Der Oberste Gerichtshof hat als Revisionsgericht in Arbeits- und Sozialrechtssachen durch den Senatspräsidenten Hon.-Prof. Dr. Kuras als Vorsitzenden sowie die Hofrätin Dr. Tarmann-Prentner und den Hofrat Dr. Thunhart als weitere Richter in der Arbeitsrechtssache der klagenden Partei M*, vertreten durch die Marschall & Heinz Rechtsanwalts-Kommanditpartnerschaft in Wien, gegen die beklagte Partei V* GmbH, *, vertreten durch die Körber-Risak Rechtsanwalts GmbH in Wien, wegen Feststellung, über die außerordentliche Revision der klagenden Partei gegen das Urteil des Oberlandesgerichts Wien als Berufungsgericht in Arbeits- und Sozialrechtssachen vom , GZ 9 Ra 10/22i-23.2, den

Beschluss

gefasst:

Spruch

Die gemeinsame Ruhensanzeige wird zurückgewiesen.

Text

Begründung:

[1] Über die außerordentliche Revision der Klägerin hat der Senat am entschieden.

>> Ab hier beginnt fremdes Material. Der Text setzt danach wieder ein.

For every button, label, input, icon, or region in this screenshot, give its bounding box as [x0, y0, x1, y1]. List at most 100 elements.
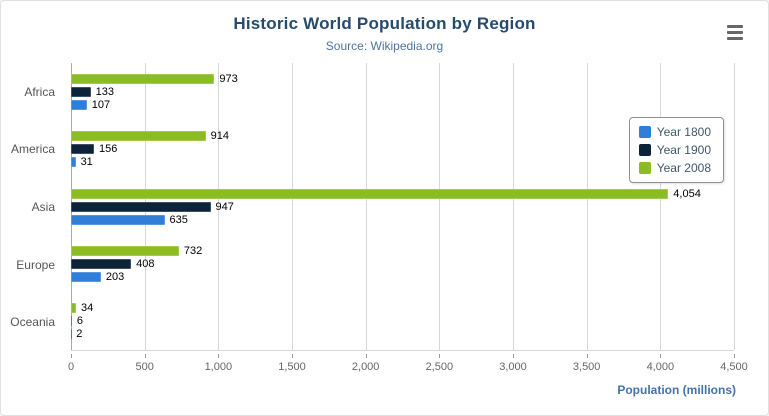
category-label: Europe — [16, 257, 55, 272]
bar — [71, 73, 215, 84]
bar-value-label: 107 — [91, 98, 111, 111]
bar-value-label: 635 — [169, 213, 188, 226]
hamburger-bar — [727, 24, 743, 28]
bar — [71, 245, 179, 256]
bar — [71, 258, 132, 269]
gridline — [660, 63, 662, 350]
gridline — [292, 63, 293, 350]
hamburger-bar — [727, 36, 743, 40]
gridline — [734, 63, 735, 350]
bar-value-label: 947 — [215, 200, 234, 213]
legend-label: Year 2008 — [656, 161, 711, 175]
category-row: 4,054 947 635 — [71, 178, 734, 235]
tick-label: 2,000 — [351, 361, 380, 373]
bar — [71, 201, 211, 212]
bar-value-label: 732 — [183, 244, 203, 257]
legend-symbol — [638, 162, 651, 174]
bar-line: 34 — [71, 302, 734, 315]
bar — [71, 99, 87, 110]
tick-mark — [734, 354, 735, 358]
bar-value-label: 31 — [80, 156, 93, 169]
bar — [71, 214, 165, 225]
legend: Year 1800 Year 1900 Year 2008 — [628, 117, 724, 183]
bar-value-label: 6 — [76, 315, 83, 328]
bar-value-label: 2 — [76, 328, 83, 341]
tick-mark — [513, 354, 514, 358]
chart-subtitle: Source: Wikipedia.org — [325, 39, 444, 53]
bar-line: 133 — [71, 85, 734, 98]
bar-line: 4,054 — [71, 187, 734, 200]
gridline — [513, 63, 514, 350]
legend-label: Year 1800 — [656, 125, 711, 139]
tick-mark — [144, 354, 146, 358]
tick-label: 500 — [135, 361, 154, 373]
tick-mark — [292, 354, 293, 358]
value-axis: 0 500 1,000 1,500 2,000 2,500 3,000 3,500 4,000 4… — [67, 354, 748, 376]
tick-label: 1,500 — [278, 361, 306, 373]
tick-mark — [586, 354, 588, 358]
gridline — [439, 63, 441, 350]
bar — [71, 157, 76, 168]
tick-mark — [660, 354, 662, 358]
value-axis-title: Population (millions) — [617, 383, 736, 397]
tick-label: 1,000 — [204, 361, 233, 373]
tick-label: 3,000 — [499, 361, 527, 373]
tick-label: 3,500 — [572, 361, 601, 373]
tick-mark — [439, 354, 441, 358]
bar — [71, 144, 94, 155]
bar-line: 6 — [71, 315, 734, 328]
tick-mark — [218, 354, 220, 358]
gridline — [586, 63, 588, 350]
hamburger-bar — [727, 30, 743, 34]
category-row: 914 156 31 — [71, 120, 734, 177]
bar-value-label: 408 — [136, 257, 155, 270]
category-label: Oceania — [10, 315, 55, 330]
bar — [71, 86, 91, 97]
bar-line: 914 — [71, 130, 734, 143]
bar-line: 2 — [71, 328, 734, 341]
tick-label: 2,500 — [425, 361, 454, 373]
bar — [71, 188, 669, 199]
legend-item[interactable]: Year 2008 — [638, 161, 711, 175]
legend-label: Year 1900 — [656, 143, 711, 157]
hamburger-menu-icon[interactable] — [722, 21, 748, 43]
bar — [71, 271, 101, 282]
bars-layer: 973 133 107 914 156 31 4,054 947 635 732 408 203 34 6… — [71, 63, 734, 350]
bar-line: 635 — [71, 213, 734, 226]
bar-value-label: 203 — [105, 270, 125, 283]
gridline — [365, 63, 367, 350]
legend-symbol — [638, 126, 651, 138]
bar-line: 732 — [71, 244, 734, 257]
bar-line: 408 — [71, 257, 734, 270]
bar-value-label: 156 — [98, 143, 118, 156]
bar-line: 947 — [71, 200, 734, 213]
category-label: America — [10, 142, 55, 157]
bar-value-label: 133 — [95, 85, 114, 98]
bar — [71, 316, 72, 327]
chart-header: Historic World Population by Region Sour… — [1, 1, 768, 53]
bar-value-label: 34 — [81, 302, 94, 315]
legend-item[interactable]: Year 1900 — [638, 143, 711, 157]
bar — [71, 303, 76, 314]
bar-value-label: 973 — [219, 72, 238, 85]
category-label: Asia — [31, 199, 55, 214]
bar-value-label: 4,054 — [673, 187, 701, 200]
legend-item[interactable]: Year 1800 — [638, 125, 711, 139]
tick-label: 0 — [67, 361, 75, 373]
bar-line: 973 — [71, 72, 734, 85]
bar-line: 31 — [71, 156, 734, 169]
chart-title: Historic World Population by Region — [233, 14, 536, 33]
plot-area: 973 133 107 914 156 31 4,054 947 635 732 408 203 34 6… — [71, 63, 735, 351]
category-row: 973 133 107 — [71, 63, 734, 120]
bar-value-label: 914 — [210, 130, 230, 143]
bar — [71, 131, 206, 142]
tick-label: 4,000 — [646, 361, 675, 373]
category-row: 34 6 2 — [71, 293, 734, 350]
bar-line: 107 — [71, 98, 734, 111]
bar-line: 156 — [71, 143, 734, 156]
tick-mark — [365, 354, 367, 358]
category-row: 732 408 203 — [71, 235, 734, 292]
tick-label: 4,500 — [720, 361, 748, 373]
gridline — [218, 63, 220, 350]
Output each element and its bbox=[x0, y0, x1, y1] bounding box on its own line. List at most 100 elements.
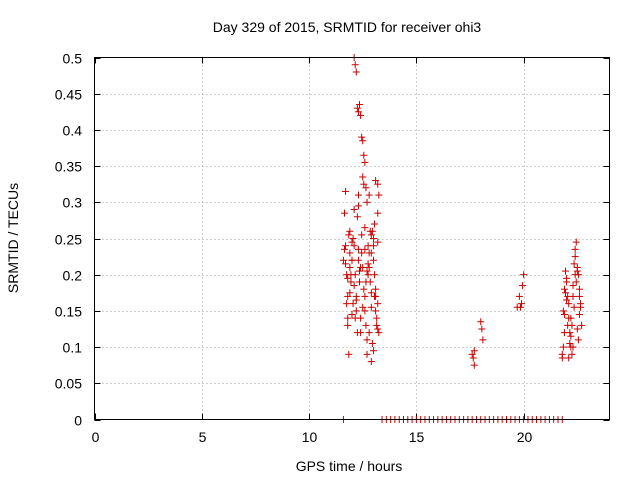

Der Zurückweisungsbeschluss langte am in schriftlicher Abfassung zur Ausfertigung in der Geschäftsstelle ein. Die Parteien brachten am beim Erstgericht eine gemeinsame Ruhensanzeige ein.

Rechtliche Beurteilung

[2] Gemäß § 483 Abs 3 ZPO können die Parteien auch noch im Berufungsverfahren bis zum Schluss der mündlichen Verhandlung oder bis zur Entscheidung des Berufungsgerichts (§ 416 Abs 2 ZPO) vereinbaren, dass das Verfahren ruhen soll. Nach § 416 Abs 2 ZPO ist das Gericht jedoch an seine Entscheidung gebunden, sobald sie in schriftlicher Abfassung zur Ausfertigung abgegeben wurde. Gemäß § 513 ZPO sind die Vorschriften über die Berufung auch auf die Revision anzuwenden.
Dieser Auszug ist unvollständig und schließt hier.